Betty is working hard to keep it from turning into a walk of shame when Tea’s dad comes walking in the front door, home from one of his 30 jobs and exhibiting some Keith Mars-like mannerisms that make me love him immediately. He doesn’t ask, but Tea likes her inside jokes, so she tells him Betty dropped by last night to “chew some things over.” He’s confused about the day of the week, maybe. Or the season. Or Tea’s age. He goes, “You have … school?” She like, “Yeah, Dad.” He says education is important; don’t screw around with it. And Betty just shouts “SCREW!” like one of those people who got hypnotized at a magic show on vacation one time, and now when the doorbell rings they holler, “CHICKEN!” (People with whom I’m smitten #3: Betty. I’m making a list. You can play too if you want.)
Tea’s dad suddenly remembers that Betty is ol’ so-and-so’s kid from down the block, and he drags her into the kitchen under the pretense of showing her off to Tea’s mom, but really so we can know what she meant earlier when she said, “Jesus, how many people live here?!”
Answer: Mom; Dad; generic asshole brother straight out of like a Kohl’s catalog, which is a bummer because even horrible Skins siblings are usually awesome; pregnant sister; niece and nephew; and Nana with dymentia playing Solitaire and rambling with great authority about President Kennedy’s dick. Betty, it is safe to say, is three seconds from hyperventilating. Tea’s mom harps to Betty about how lazy Tea is, and Tea’s sister goes, “Aren’t you the tomboy that used to climb trees?” (Possibly my favorite line of the episode.) It’s raucous, is what what I’m saying, until the doorbell rings and Tea’s brother announces, “Hey, it’s the lesbian!”
Daisy wanders in to the tune of Tea’s mom shouting about, “You have got to talk to him about that! We don’t use the L word; you know it upsets grandma!” (You’re not alone, Nana; The L Word upsets everyone.)
Outside, Daisy says, “Are you going to tell them I’m not a lesbian any time soon?” And it reminds me so very much of Naomi saying to Emily, “Are you going to tell people you’re gay any time soon?” that I actually need a second to recover my composure. (It’s cool; Betty needs some time, too. Daisy just pointed out she’s got some hickey activity happening on her neck.)

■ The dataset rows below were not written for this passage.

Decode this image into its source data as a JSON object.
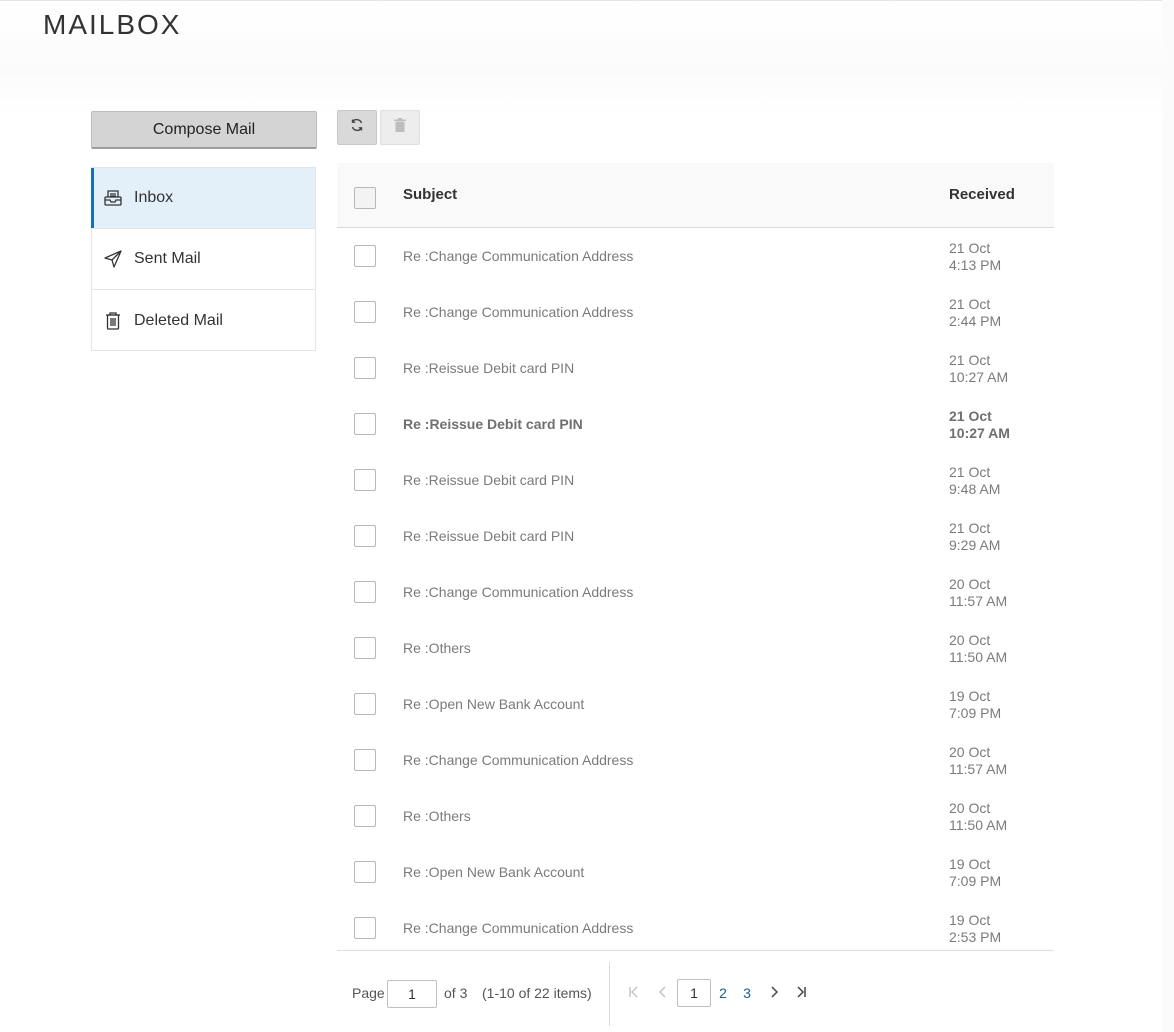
{
  "page": {
    "title": "MAILBOX"
  },
  "compose": {
    "label": "Compose Mail"
  },
  "sidebar": {
    "items": [
      {
        "label": "Inbox",
        "icon": "inbox-icon",
        "active": true
      },
      {
        "label": "Sent Mail",
        "icon": "send-icon",
        "active": false
      },
      {
        "label": "Deleted Mail",
        "icon": "trash-icon",
        "active": false
      }
    ]
  },
  "toolbar": {
    "refresh_icon": "refresh-icon",
    "delete_icon": "trash-icon"
  },
  "table": {
    "headers": {
      "subject": "Subject",
      "received": "Received"
    },
    "rows": [
      {
        "subject": "Re :Change Communication Address",
        "date": "21 Oct",
        "time": "4:13 PM",
        "unread": false
      },
      {
        "subject": "Re :Change Communication Address",
        "date": "21 Oct",
        "time": "2:44 PM",
        "unread": false
      },
      {
        "subject": "Re :Reissue Debit card PIN",
        "date": "21 Oct",
        "time": "10:27 AM",
        "unread": false
      },
      {
        "subject": "Re :Reissue Debit card PIN",
        "date": "21 Oct",
        "time": "10:27 AM",
        "unread": true
      },
      {
        "subject": "Re :Reissue Debit card PIN",
        "date": "21 Oct",
        "time": "9:48 AM",
        "unread": false
      },
      {
        "subject": "Re :Reissue Debit card PIN",
        "date": "21 Oct",
        "time": "9:29 AM",
        "unread": false
      },
      {
        "subject": "Re :Change Communication Address",
        "date": "20 Oct",
        "time": "11:57 AM",
        "unread": false
      },
      {
        "subject": "Re :Others",
        "date": "20 Oct",
        "time": "11:50 AM",
        "unread": false
      },
      {
        "subject": "Re :Open New Bank Account",
        "date": "19 Oct",
        "time": "7:09 PM",
        "unread": false
      },
      {
        "subject": "Re :Change Communication Address",
        "date": "20 Oct",
        "time": "11:57 AM",
        "unread": false
      },
      {
        "subject": "Re :Others",
        "date": "20 Oct",
        "time": "11:50 AM",
        "unread": false
      },
      {
        "subject": "Re :Open New Bank Account",
        "date": "19 Oct",
        "time": "7:09 PM",
        "unread": false
      },
      {
        "subject": "Re :Change Communication Address",
        "date": "19 Oct",
        "time": "2:53 PM",
        "unread": false
      }
    ]
  },
  "pagination": {
    "page_label": "Page",
    "current_page": "1",
    "of_label": "of 3",
    "items_summary": "(1-10 of 22 items)",
    "pages": [
      "1",
      "2",
      "3"
    ]
  },
  "colors": {
    "accent": "#1a6fb5",
    "active_bg": "#e3f0fa",
    "link": "#1a5fa0"
  }
}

Tea leans in for a goodbye kiss, and Betty’s brain just pops! like when you flip the switch and your light bulb is donezo. She stumbles and stutters about how Tea can’t tell anyone they slept together, and she’s calculating exactly how many people she’s going to have to kill now because you’ve got Tea who knows she’s gay, all those lezzers at Northern Soul, possibly the entire family in the kitchen, and now Tea’s best friend. As Betty sort of limps away, dumbfounded and mumbling to herself about hickeys, Tea calls out, “Scaredy cat!” Daisy goes, “Good night?” Tea says, “Eh, it was all right.” Smiles. “There was a lot of lickin’!”
Tea Marvelli, aren’t you something?
Tea’s dad hops off the front porch in his skivvies asking if she remembers their little conversation about how it would be good for the family if she went bowling and made nice with a boy, funny business optional. At first, I thought this was Tea’s dad acknowledging that she’s a lesbian, but that maybe the rest of her family isn’t really ready to hear about it. But no. It’s actually a mild prostitution/mob thing; an acquaintance-making endeavor, if you will. And Tea will. She says it’s cool, not to worry, and her dad looks shifty and reminds her not to mention Tony Soprano to her mother.
So Tea is totally out to her friends, not so much to her family. Maybe she thinks they should already know? Maybe they just can’t hear her saying it? The narrative parallels between Tea and her Nana are masterful, and it all started at the breakfast table earlier when Nana was saying a thousand things and no one was listening.